Know what bugs me? Not outrageously bugs me but still bugs me. In the Yahoo player news, they always call on an outside source to corroborate the obvious. I'm sure it's some sort of professional protocol, but still...
May 17 Cleveland Indians DH Travis Hafner hit his second career pinch-hit home run Friday, May 16, against the Cincinnati Reds, according to the Associated Press. His other pinch-hit homer also came in an interleague game against the Cincinnati Reds, at Great American Ball Park on July 1, 2006.
Really? Why don't they just write, "Boomer was watching StatTracker last night and he reports that Hafner hits a home run."
Matthias wrote:It's probably not corroboration, but attribution, unless you think Yahoo! has reporters stationed at the game.

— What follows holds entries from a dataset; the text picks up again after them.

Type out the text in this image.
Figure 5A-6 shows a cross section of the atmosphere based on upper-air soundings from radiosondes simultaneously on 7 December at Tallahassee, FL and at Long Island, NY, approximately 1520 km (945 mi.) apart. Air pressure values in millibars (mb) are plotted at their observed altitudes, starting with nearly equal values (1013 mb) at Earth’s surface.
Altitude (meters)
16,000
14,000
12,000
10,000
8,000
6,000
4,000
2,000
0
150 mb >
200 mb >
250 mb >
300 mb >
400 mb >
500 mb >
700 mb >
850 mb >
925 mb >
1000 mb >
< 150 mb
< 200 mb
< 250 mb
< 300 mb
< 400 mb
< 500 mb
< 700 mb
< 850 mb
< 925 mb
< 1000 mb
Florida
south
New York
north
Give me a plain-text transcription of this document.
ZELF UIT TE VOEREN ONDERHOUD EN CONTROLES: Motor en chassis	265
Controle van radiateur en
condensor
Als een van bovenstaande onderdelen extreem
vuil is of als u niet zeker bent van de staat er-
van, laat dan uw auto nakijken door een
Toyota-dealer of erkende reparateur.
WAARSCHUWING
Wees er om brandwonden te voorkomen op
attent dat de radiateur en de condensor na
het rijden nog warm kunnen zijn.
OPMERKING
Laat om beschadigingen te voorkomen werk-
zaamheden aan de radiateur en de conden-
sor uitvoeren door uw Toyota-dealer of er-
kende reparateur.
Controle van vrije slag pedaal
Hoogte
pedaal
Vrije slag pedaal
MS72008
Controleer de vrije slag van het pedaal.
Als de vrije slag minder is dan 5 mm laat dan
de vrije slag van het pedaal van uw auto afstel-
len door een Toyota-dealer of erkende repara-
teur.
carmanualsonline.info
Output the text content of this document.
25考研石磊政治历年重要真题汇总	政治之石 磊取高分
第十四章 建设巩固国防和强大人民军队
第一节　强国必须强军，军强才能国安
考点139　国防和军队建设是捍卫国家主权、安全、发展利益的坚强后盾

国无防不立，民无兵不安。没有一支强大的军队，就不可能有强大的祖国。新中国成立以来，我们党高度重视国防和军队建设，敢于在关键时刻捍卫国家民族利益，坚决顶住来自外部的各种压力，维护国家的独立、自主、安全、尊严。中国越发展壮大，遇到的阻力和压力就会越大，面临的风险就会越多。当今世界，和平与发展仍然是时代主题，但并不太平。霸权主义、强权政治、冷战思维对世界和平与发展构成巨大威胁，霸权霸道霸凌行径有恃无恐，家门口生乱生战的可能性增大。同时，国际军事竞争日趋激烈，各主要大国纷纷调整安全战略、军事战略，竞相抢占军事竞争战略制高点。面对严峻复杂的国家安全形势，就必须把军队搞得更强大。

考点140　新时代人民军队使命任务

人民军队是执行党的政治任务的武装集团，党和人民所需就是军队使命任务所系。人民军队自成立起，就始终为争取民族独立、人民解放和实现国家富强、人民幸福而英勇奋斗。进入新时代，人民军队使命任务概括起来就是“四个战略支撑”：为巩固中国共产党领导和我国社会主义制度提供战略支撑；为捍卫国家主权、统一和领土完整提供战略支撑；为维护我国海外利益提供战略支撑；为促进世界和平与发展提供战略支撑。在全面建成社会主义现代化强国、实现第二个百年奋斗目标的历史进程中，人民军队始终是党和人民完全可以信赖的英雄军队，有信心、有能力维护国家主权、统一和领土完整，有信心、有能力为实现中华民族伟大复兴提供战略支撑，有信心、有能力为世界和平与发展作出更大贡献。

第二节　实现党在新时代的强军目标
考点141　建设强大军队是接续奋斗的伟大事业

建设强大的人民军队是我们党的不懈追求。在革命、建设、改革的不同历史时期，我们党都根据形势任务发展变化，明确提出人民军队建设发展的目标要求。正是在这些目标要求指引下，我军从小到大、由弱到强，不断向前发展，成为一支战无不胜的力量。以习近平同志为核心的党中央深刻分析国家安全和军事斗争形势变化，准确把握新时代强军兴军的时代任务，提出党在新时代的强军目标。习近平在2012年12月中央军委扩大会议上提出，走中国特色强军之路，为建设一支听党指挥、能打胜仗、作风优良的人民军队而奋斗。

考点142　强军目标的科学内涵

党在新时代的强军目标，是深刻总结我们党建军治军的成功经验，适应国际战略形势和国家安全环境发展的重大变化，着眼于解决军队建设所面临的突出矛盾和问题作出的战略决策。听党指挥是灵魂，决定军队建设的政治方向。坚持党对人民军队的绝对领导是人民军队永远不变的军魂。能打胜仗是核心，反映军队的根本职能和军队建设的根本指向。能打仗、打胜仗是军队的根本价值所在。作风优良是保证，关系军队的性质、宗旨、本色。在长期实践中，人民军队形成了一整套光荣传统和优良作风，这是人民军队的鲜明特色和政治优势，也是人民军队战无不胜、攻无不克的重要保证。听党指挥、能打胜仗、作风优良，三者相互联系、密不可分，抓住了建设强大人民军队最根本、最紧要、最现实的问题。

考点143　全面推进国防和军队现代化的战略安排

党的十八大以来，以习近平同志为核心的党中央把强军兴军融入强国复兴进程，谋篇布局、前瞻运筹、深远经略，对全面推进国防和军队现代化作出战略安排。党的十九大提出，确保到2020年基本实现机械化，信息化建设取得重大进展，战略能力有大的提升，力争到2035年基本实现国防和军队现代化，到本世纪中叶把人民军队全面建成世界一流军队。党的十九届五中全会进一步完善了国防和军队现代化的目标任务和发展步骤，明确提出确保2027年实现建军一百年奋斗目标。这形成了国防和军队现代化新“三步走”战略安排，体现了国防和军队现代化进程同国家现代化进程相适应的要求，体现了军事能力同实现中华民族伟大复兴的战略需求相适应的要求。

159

Understood, but I just figured it fit under "common knowledge." Commercials for lightbulbs don't have Thomas Edison listed in the fine print.
The light bulb is 150 years old. A news agency attributing their source of information is completely different.
If you don't like it, then block it out with white-out on your computer screen.
My point is that they could attribute it to any number of the tens of thousands of people that have seen it first hand, let alone any other source halfway involved in the game. So why bother attributing it at all?
OneLoveBoomer wrote:My point is that they could attribute it to any number of the tens of thousands of people that have seen it first hand, let alone any other source halfway involved in the game. So why bother attributing it at all?
Because none of those tens of thousands of people call Yahoo! and say, "This is what I saw" much less have a history of being a reliable source that would qualify them to be a news feed.
Yankee Stadium being located in NYC is "common knowledge" that you can say without attributing to someone. Earth being the third planet closest to the sun is "common knowledge" that you can say without attributing to someone. The details of what happened at a particular ballpark an hour ago is something that nobody knows unless they watched it or somebody else told them about it.
Really, you should just ask this thread to be deleted or at least stop pushing it up to the top. It makes you look really bad.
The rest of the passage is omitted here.